Since the attack, more than 2,500 people have brought lawsuits or threatened to file lawsuits against MGM Resorts International and its subsidiaries, according to MGM. Mandalay Bay and the Las Vegas Village, the site of the festival, are owned by corporations whose parent company is MGM Resorts International.
The resort company's lawsuits in Nevada and California name more than 1,000 such victims as defendants, many of whom had filed lawsuits that were voluntarily dismissed, apparently with the intent of refiling them later.

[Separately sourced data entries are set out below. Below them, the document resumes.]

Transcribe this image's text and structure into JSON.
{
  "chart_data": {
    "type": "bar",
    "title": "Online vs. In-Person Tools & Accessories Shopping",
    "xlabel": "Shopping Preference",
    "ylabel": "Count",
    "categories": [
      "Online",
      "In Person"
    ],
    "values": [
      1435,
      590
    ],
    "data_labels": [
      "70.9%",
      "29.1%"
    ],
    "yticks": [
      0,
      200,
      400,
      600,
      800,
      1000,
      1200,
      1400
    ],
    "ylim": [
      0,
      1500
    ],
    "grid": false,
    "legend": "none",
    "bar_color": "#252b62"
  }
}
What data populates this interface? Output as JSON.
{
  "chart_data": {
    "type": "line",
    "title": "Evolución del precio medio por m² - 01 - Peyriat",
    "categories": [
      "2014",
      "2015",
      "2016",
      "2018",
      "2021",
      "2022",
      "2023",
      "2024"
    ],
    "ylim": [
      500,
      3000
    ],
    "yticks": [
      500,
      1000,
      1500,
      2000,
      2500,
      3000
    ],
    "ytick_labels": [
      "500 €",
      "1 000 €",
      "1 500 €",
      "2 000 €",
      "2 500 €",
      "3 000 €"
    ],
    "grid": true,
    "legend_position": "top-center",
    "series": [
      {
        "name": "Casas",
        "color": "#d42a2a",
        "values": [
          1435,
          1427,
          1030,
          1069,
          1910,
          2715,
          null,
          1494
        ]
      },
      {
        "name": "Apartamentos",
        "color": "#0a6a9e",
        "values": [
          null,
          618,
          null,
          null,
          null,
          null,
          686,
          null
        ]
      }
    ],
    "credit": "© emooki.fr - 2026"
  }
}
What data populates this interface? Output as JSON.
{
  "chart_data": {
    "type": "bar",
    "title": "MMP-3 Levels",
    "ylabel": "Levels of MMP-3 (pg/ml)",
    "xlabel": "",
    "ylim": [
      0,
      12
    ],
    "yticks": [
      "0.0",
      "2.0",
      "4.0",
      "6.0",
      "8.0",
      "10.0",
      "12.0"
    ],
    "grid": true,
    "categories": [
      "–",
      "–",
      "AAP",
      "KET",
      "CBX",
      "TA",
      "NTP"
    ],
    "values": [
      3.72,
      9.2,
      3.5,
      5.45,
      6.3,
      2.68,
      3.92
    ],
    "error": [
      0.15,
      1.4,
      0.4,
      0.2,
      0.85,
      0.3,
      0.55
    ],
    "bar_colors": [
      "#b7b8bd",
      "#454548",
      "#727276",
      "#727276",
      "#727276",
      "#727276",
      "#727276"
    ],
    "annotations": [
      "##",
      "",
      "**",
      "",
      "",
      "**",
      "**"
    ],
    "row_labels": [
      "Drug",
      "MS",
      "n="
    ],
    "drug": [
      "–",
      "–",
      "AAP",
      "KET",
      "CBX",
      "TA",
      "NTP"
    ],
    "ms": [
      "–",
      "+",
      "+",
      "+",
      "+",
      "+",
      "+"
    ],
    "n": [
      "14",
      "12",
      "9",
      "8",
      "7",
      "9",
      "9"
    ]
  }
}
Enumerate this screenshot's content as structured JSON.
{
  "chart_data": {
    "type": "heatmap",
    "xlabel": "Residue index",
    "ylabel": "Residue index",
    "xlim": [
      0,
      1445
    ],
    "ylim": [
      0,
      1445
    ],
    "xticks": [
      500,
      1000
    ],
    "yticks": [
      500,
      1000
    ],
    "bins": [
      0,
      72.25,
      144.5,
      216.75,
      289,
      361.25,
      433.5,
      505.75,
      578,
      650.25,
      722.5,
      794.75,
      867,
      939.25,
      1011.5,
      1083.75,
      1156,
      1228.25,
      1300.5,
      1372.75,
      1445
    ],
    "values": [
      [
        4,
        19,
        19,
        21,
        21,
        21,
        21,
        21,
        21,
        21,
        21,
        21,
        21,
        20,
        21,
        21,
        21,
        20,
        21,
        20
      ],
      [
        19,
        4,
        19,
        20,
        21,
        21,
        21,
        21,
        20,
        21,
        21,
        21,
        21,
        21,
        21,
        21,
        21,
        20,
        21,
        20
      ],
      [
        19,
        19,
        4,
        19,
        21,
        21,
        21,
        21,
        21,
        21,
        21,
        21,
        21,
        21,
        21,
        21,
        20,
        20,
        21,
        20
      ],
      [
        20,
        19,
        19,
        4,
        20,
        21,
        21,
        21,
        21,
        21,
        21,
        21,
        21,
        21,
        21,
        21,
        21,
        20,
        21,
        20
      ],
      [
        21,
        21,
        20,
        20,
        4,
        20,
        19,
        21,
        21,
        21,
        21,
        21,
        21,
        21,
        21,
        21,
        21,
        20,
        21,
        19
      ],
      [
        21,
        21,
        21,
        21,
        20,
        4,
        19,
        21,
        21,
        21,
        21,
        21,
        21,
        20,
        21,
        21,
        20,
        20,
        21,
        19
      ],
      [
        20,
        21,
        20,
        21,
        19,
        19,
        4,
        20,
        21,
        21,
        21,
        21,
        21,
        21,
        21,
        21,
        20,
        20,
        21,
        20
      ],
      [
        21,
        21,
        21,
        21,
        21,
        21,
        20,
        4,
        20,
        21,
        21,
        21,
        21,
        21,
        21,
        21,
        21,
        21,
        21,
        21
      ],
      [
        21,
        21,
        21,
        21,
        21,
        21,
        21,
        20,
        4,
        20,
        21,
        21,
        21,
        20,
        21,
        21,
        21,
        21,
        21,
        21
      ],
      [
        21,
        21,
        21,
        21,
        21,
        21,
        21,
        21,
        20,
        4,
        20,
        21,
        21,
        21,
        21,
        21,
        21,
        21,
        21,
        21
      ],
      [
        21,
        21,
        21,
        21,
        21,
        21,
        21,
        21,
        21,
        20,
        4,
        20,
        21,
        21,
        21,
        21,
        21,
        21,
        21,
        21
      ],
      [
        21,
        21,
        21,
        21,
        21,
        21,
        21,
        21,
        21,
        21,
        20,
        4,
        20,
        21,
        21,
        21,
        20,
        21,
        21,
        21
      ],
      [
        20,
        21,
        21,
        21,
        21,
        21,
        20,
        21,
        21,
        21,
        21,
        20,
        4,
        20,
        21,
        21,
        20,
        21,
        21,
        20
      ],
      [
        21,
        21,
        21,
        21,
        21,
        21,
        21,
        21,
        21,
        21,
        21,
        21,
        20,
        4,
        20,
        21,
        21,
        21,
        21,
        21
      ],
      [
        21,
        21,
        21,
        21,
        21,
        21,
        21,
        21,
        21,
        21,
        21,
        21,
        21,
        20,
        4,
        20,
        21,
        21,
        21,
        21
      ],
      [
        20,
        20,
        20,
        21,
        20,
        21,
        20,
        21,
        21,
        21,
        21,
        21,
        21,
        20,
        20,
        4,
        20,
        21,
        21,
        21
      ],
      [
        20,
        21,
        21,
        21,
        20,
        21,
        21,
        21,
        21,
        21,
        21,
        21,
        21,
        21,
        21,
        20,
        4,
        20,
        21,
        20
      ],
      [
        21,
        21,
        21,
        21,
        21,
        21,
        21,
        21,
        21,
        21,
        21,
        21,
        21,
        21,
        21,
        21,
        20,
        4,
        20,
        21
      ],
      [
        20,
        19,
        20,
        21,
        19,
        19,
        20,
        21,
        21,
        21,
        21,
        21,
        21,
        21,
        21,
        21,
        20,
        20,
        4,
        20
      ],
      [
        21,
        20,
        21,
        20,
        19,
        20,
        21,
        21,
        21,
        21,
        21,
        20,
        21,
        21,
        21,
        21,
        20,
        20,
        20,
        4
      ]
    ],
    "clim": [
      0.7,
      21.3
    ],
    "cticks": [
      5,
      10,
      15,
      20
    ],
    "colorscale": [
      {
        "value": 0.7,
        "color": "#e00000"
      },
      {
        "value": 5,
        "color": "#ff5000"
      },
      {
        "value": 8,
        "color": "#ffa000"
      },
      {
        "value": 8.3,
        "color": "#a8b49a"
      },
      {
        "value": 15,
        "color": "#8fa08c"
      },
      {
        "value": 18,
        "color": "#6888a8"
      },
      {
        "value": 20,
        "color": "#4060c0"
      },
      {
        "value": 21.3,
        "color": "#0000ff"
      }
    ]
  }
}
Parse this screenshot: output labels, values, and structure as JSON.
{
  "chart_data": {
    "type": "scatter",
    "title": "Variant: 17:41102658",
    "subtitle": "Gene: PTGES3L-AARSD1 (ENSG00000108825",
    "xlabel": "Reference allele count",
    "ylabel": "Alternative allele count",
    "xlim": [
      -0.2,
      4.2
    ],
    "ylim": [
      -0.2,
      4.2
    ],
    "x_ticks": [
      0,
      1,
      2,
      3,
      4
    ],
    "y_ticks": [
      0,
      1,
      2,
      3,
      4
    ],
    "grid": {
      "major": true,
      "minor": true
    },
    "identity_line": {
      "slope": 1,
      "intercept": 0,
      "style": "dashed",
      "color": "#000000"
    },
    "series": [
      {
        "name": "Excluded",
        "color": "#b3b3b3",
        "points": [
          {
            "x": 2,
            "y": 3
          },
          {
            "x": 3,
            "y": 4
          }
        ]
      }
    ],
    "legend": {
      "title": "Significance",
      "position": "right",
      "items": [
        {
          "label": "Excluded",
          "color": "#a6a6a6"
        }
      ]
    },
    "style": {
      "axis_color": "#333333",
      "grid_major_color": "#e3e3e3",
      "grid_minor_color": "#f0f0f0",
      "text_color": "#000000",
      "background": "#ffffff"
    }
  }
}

In a statement to CNN, MGM Resorts called the shooting "the despicable act of one evil individual" and said its lawsuits, filed Friday in US District Courts for Nevada and Central California, are intended to benefit the victims and help them heal.
MGM hired a vendor, Contemporary Services Corp., to provide security for the event. By hiring CSC, whose services the Department of Homeland Security has approved "for protecting against and responding to acts of mass injury and destruction," MGM is claiming it is absolved from responsibility in the shooting.
"Defendants' actual and threatened lawsuits implicate the services provided by CSC because they implicate security at the concert, including training, emergency response, evacuation and adequacy of egress," the lawsuits say.
That sentence is important because MGM hopes a judge will agree that a 2002 law called the Support Anti-Terrorism by Fostering Technologies Act, or SAFETY Act, shields the hotel and concert venue owner from liability, putting it instead on CSC.